Apparatus

New Drug Expected For Patients With Low HER2 Expression, FDA Grants Priority Review Status To Enhertu

Recently, the US FDA granted priority review status to a new indication application for Enhertu (DS-8201) for the treatment of adult patients with unresectable or metastatic HER2 low expression breast cancer who have received 1 prior therapy. HER2 low expression is defined as immunohistochemistry 1+ or 2+ and negative in situ hybridization.


In April 2022, the FDA granted Enhertu breakthrough therapy designation for patients with unresectable or metastatic HER2-overexpressing breast cancer who have received prior systemic therapy or whose disease has recurred within 6 months of completing adjuvant chemotherapy. A decision on approval by the FDA is expected in the fourth quarter of this year.

Enhertu's application for the new indication is based on data from the Phase III DESTINY-Breast04 trial.

The trial showed that in patients with hormone receptor-positive, HER2 low-expressing metastatic breast cancer, the average length of time that patients treated with Enhertu remained disease-free was 10.1 months, while the average length of time that patients treated with chemotherapy remained disease-free was 5.4 months. The mean overall survival time for patients treated with Enhertu was 23.9 months, compared to 17.5 months for the chemotherapy group.


Trial details
The DESTINY-Breast04 trial enrolled 557 patients with unresectable or metastatic breast cancer who were hormone receptor positive or negative and had low HER2 expression and who had received previous 1st or 2nd line chemotherapy.

Patients were randomised in a 2:1 ratio into two groups, one receiving Enhertu at 5.4mg/kg every three weeks and the other treated with a chemotherapy regimen of the physician's choice, including capecitabine, eribulin, gemcitabine, paclitaxel or albumin paclitaxel.

Additional results of the trial were presented at the 2022 ASCO Annual Meeting and published in the New England Journal of Medicine.
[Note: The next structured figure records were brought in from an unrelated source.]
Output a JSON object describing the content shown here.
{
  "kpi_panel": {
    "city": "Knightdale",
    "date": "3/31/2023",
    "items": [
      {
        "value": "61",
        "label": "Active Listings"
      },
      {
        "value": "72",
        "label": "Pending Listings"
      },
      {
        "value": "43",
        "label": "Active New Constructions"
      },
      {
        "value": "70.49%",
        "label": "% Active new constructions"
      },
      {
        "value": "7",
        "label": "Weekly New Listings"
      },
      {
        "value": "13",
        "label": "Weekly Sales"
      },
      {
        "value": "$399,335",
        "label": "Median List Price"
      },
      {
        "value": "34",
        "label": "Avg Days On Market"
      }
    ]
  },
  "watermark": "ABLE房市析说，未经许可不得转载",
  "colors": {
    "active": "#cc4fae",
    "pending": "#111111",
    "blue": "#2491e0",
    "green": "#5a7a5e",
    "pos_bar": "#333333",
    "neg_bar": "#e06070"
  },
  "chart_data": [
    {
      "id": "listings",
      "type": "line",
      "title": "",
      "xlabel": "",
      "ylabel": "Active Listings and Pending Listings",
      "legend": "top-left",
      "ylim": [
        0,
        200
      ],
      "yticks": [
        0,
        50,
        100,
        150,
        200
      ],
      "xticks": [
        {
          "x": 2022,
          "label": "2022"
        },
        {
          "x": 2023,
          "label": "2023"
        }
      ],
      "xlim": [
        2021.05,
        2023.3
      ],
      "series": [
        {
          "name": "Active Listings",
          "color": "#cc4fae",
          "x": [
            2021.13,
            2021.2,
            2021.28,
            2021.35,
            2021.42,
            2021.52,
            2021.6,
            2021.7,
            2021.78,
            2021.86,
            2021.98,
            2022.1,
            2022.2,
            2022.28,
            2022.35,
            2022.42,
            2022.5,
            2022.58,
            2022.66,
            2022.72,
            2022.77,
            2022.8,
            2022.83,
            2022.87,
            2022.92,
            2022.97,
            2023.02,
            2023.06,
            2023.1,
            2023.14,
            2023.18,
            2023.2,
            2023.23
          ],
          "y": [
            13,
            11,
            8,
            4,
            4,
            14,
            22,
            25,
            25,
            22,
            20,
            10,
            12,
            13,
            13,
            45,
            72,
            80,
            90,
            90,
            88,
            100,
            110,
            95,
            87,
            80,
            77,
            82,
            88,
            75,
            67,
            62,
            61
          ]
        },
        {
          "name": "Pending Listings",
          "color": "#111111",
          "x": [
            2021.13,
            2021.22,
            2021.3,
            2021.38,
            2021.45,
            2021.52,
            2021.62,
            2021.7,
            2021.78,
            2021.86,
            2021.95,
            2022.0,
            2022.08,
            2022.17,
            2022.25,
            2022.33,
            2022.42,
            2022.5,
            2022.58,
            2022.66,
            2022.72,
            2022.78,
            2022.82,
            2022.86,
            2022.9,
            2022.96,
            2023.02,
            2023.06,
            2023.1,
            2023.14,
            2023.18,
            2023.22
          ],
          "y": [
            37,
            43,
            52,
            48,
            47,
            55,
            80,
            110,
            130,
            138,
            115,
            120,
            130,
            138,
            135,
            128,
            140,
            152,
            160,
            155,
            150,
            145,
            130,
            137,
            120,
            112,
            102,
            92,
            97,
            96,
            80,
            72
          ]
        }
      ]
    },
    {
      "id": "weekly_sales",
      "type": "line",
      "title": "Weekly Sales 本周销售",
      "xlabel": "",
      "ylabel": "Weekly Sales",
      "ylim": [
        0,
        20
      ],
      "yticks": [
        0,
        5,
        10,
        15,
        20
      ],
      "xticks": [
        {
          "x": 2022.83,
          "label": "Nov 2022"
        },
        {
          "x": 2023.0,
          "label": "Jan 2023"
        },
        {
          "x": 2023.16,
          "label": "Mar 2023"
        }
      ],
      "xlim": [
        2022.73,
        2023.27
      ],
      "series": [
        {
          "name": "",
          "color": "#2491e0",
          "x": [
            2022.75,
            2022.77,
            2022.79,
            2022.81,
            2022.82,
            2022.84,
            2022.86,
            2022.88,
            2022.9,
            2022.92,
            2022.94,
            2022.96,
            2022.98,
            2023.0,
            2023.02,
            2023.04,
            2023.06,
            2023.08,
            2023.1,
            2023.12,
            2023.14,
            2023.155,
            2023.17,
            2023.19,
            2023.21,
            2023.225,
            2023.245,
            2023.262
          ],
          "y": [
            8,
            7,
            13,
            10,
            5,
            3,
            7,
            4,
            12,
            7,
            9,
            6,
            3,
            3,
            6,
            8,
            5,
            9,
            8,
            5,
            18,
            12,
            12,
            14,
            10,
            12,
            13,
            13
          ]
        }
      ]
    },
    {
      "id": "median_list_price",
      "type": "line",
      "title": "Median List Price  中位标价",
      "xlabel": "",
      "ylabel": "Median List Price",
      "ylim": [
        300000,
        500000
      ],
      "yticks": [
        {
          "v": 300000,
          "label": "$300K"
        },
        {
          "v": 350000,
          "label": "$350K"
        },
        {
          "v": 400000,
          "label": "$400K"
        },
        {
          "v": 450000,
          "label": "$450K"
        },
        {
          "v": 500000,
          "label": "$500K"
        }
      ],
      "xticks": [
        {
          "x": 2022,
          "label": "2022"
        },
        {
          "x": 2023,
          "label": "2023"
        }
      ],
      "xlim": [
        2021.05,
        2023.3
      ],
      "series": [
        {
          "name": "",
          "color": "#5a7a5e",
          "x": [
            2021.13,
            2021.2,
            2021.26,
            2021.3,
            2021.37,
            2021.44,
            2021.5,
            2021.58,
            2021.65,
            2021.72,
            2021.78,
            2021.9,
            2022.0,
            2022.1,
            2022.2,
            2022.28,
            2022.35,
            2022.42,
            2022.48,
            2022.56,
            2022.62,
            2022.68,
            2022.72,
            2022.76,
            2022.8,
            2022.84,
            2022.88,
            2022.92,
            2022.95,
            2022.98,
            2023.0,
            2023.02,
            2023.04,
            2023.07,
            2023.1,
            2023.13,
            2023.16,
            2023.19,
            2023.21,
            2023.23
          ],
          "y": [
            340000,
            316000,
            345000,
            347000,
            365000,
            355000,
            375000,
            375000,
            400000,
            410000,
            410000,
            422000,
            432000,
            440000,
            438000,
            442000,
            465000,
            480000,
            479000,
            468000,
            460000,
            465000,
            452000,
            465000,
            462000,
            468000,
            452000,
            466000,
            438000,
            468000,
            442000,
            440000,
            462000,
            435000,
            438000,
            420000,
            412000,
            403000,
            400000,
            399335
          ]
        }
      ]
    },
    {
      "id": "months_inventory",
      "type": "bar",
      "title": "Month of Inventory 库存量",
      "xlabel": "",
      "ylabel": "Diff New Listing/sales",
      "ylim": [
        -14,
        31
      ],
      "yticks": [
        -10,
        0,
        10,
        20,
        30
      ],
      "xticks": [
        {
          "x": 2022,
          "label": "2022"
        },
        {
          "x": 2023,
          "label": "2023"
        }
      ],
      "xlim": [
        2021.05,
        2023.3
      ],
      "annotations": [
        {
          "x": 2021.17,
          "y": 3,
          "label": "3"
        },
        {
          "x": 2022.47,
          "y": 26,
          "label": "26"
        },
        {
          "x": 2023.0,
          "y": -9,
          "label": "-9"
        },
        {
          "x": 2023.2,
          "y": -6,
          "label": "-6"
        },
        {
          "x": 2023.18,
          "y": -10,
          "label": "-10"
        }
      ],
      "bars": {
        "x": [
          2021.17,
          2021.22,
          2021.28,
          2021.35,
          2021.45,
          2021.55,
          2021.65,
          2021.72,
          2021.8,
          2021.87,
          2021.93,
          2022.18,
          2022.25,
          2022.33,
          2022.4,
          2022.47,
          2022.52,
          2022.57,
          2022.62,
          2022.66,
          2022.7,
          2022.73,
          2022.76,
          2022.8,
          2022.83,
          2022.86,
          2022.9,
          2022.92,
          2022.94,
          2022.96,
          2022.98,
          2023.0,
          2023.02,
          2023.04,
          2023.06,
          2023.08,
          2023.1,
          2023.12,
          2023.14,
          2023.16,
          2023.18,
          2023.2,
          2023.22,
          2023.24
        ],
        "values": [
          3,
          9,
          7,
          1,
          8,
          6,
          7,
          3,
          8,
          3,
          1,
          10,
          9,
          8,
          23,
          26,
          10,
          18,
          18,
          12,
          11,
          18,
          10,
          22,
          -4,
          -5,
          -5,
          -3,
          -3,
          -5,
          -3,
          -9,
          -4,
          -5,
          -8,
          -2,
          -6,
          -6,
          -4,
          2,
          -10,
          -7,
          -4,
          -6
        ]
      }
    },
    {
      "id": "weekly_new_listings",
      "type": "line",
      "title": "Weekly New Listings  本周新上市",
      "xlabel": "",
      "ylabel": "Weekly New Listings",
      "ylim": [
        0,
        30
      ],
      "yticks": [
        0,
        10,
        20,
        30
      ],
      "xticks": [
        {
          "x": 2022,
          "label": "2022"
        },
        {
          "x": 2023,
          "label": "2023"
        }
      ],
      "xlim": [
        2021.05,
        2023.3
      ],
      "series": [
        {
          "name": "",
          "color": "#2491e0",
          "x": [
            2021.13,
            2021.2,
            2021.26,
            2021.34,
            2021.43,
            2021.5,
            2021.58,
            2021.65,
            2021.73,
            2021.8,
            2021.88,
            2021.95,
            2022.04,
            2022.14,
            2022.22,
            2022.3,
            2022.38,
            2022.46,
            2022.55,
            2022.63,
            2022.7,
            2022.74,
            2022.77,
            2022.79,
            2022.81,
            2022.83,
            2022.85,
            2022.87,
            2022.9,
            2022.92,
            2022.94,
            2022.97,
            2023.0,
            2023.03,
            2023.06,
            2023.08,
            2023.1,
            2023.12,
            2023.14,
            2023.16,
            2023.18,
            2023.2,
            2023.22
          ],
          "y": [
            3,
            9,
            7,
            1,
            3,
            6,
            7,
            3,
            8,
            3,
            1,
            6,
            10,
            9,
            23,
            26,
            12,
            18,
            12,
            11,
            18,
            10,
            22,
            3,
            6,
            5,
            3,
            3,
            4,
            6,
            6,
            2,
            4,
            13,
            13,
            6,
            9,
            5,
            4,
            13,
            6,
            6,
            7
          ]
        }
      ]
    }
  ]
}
They are as follows:


Among all patients who received the randomised grouping, the mean length of time to remain disease-free was 9.9 months in the Enhertu group and 5.1 months in the chemotherapy group. the mean overall survival time was 23.4 months in the Enhertu group and 16.8 months in the chemotherapy group.

The mean overall survival time was 18.2 months in the Enhertu group and 8.3 months in the chemotherapy group.

In hormone receptor-positive patients previously treated with CDK4/6 inhibitors, the mean length of time to remain disease-free was 10.0 months in the Enhertu group and 5.4 months in the chemotherapy group.

In hormone receptor-positive patients not previously treated with CDK4/6 inhibitors, the mean length of time to remain exacerbation-free was 11.7 months in the Enhertu group compared to 5.9 months in the chemotherapy group.


Safety and side effects
In terms of safety, 99.5% of patients in the Enhertu group experienced adverse reactions after treatment compared to 98.3% of patients in the chemotherapy group. fewer Grade 3 or higher adverse reactions were reported in the Enhertu group than in the chemotherapy group, 52.6% and 67.4% respectively.

Common treatment-related adverse reactions in the Enhertu and chemotherapy groups included nausea, fatigue, hair loss, vomiting, neutropenia and anaemia.


For more than two decades, only HER2-positive breast cancer patients have been able to benefit from HER2-targeted therapy, and the data from the DESTINY-Breast04 trial represent the first time that HER2-targeted therapy has shown a survival benefit in patients with low HER2 expression. If approved, Enhertu will redefine the classification and treatment of breast cancer, giving patients with low levels of HER2 expression in their tumours the opportunity to benefit from HER2-targeted therapy.